現在のモデルは、このコンストラクトに基づいて計算された352アミノ酸残基のうち307アミノ酸残基を含有している。454〜760のすべての残基に関して解釈可能な電子密度が見られる。N末端の残基442〜453、および761〜774はモデル化されていない。加えて、このモデルは1個のZn2+イオン、1個のMg2+イオン、1分子の阻害剤、化学式1の化合物(6,7−ジメトキシ−4−[8−(4−メチル−ピペラジン−1−スルホニル)−3,4−ジヒドロ−1H−イソキノリン−2−イル]−キナゾリン)、および312分子に水分子を含有している。
(6,7−ジメトキシ−4−[8−(4−メチル−ピペラジン−1−スルホニル)−3,4−ジヒドロ−1H−イソキノリン−2−イル]−キナゾリン)の模式図を以下に示す。
Figure 2007528731
(6,7−ジメトキシ−4−[8−(4−メチル−ピペラジン−1−スルホニル)−3,4−ジヒドロ−1H−イソキノリン−2−イル]−キナゾリン)。計算された質量スペクトルm/eは、M+H=484.6。実測値は484.2。
化学式1の化合物は、2004年2月18日に出願された、「Tetrahydroisoquinolinyl Derivatives Of Quinazoline And Isoquinoline」という名称の係属中の米国仮出願に開示されており、この開示を明白に参照により全体として本明細書に援用する。
Figure 2007528731
Figure 2007528731
リボン表示したPDE10Aの実施形態の直交図である。
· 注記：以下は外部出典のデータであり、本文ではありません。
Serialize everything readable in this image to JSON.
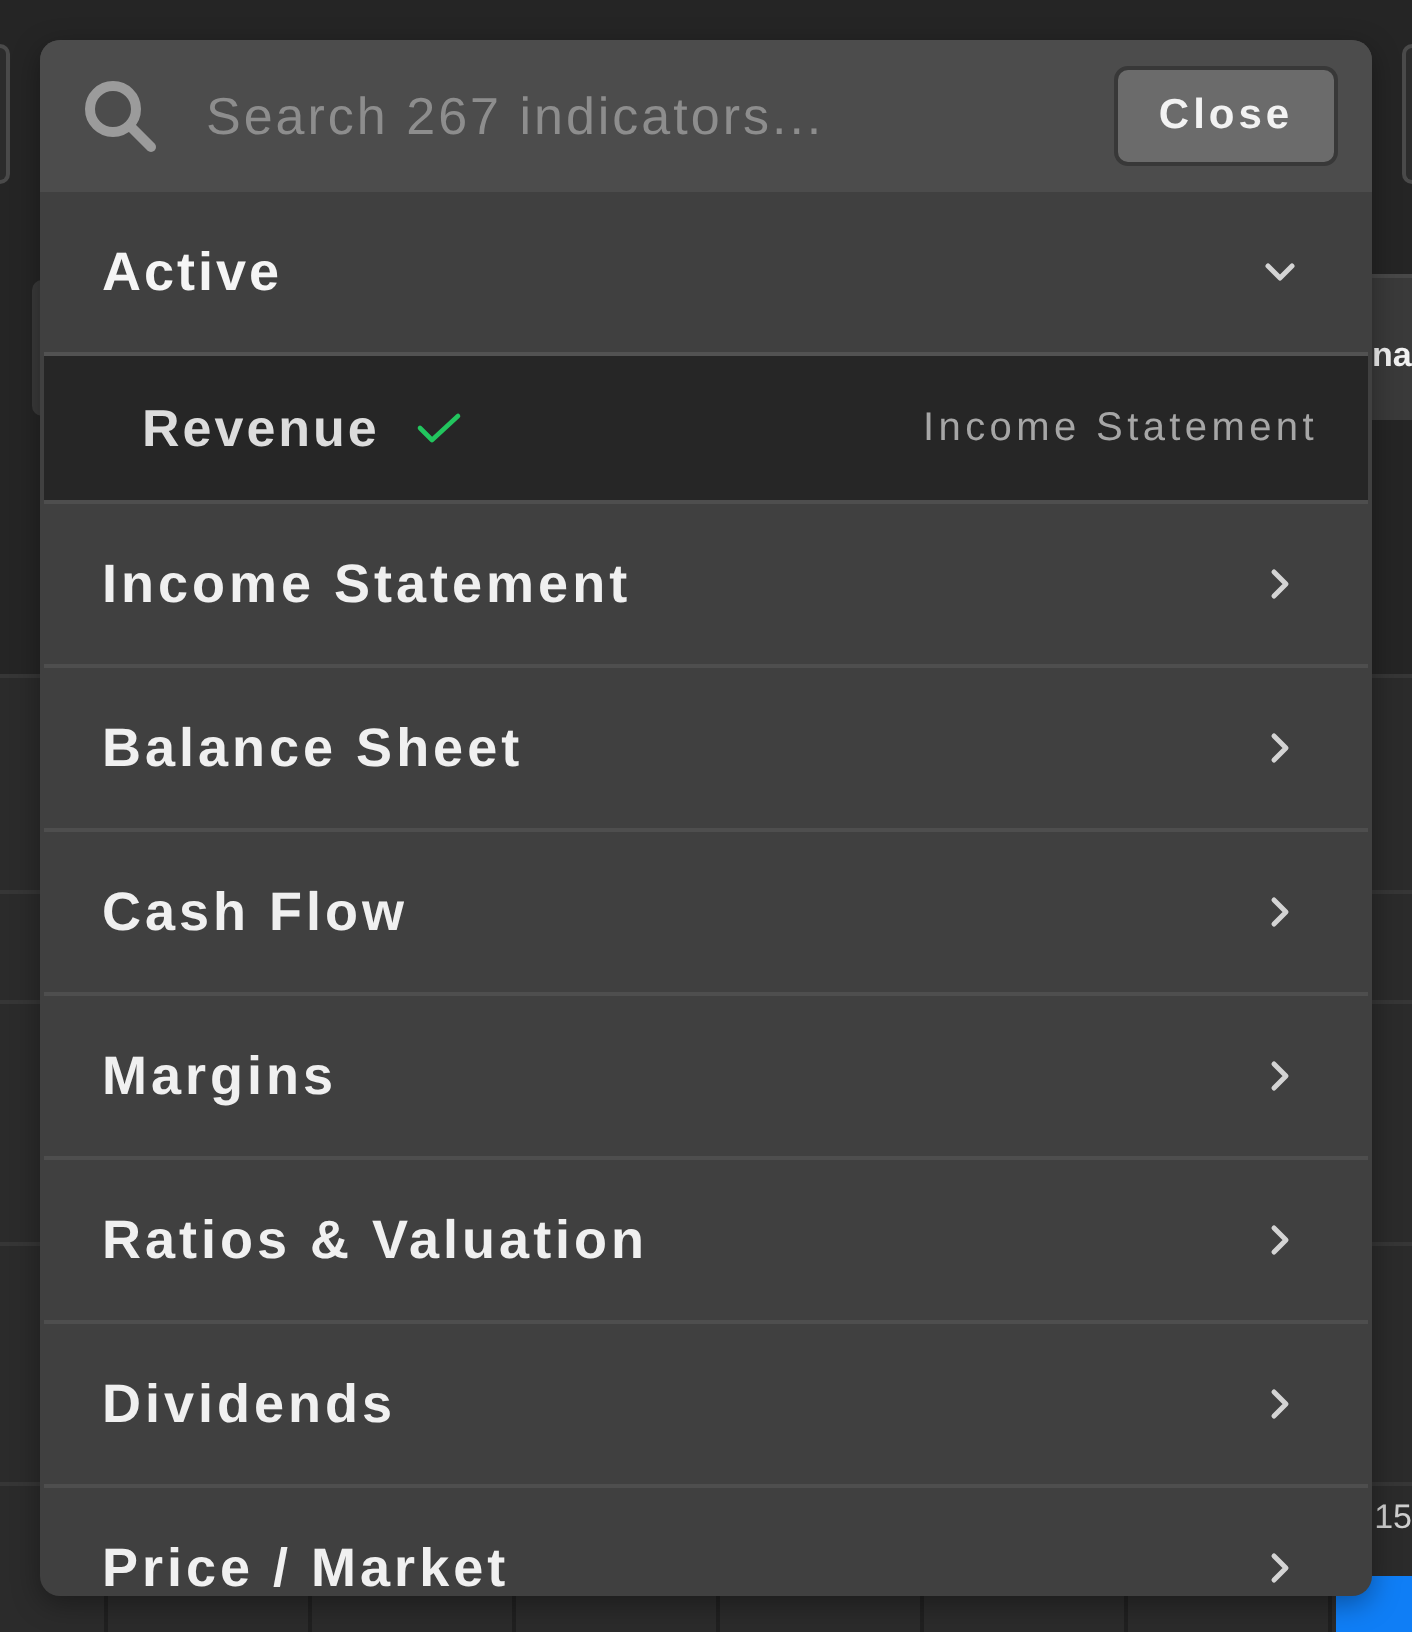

化学式1の化合物は、ボール−スティック表示で示されている。ポリペプチドのN末端およびC末端が標識されている。 PDE10Aと共にある化学式Iの化合物の実施形態の別の直交図である。 PDE10Aとの、化学式1の化合物の相互作用を示す概念図である。 (パネル1−52)実施例に記載したPDE10AのC末端触媒ドメイン結晶のエックス線座標のリストである。

Claims (20)

  1. ホスホジエステラーゼ10A(PDE10A)結晶。
  2. 哺乳動物由来である、請求項1に記載のPDE10A結晶。
  3. 前記哺乳動物がラットである、請求項2に記載のPDE10A結晶。
  4. PDE10Aの触媒ドメインの結晶。
  5. およそa=b=120.56Å、およびc=82.23Åの大きさの単位格子を形成するR3の空間群を有する、請求項4に記載の結晶。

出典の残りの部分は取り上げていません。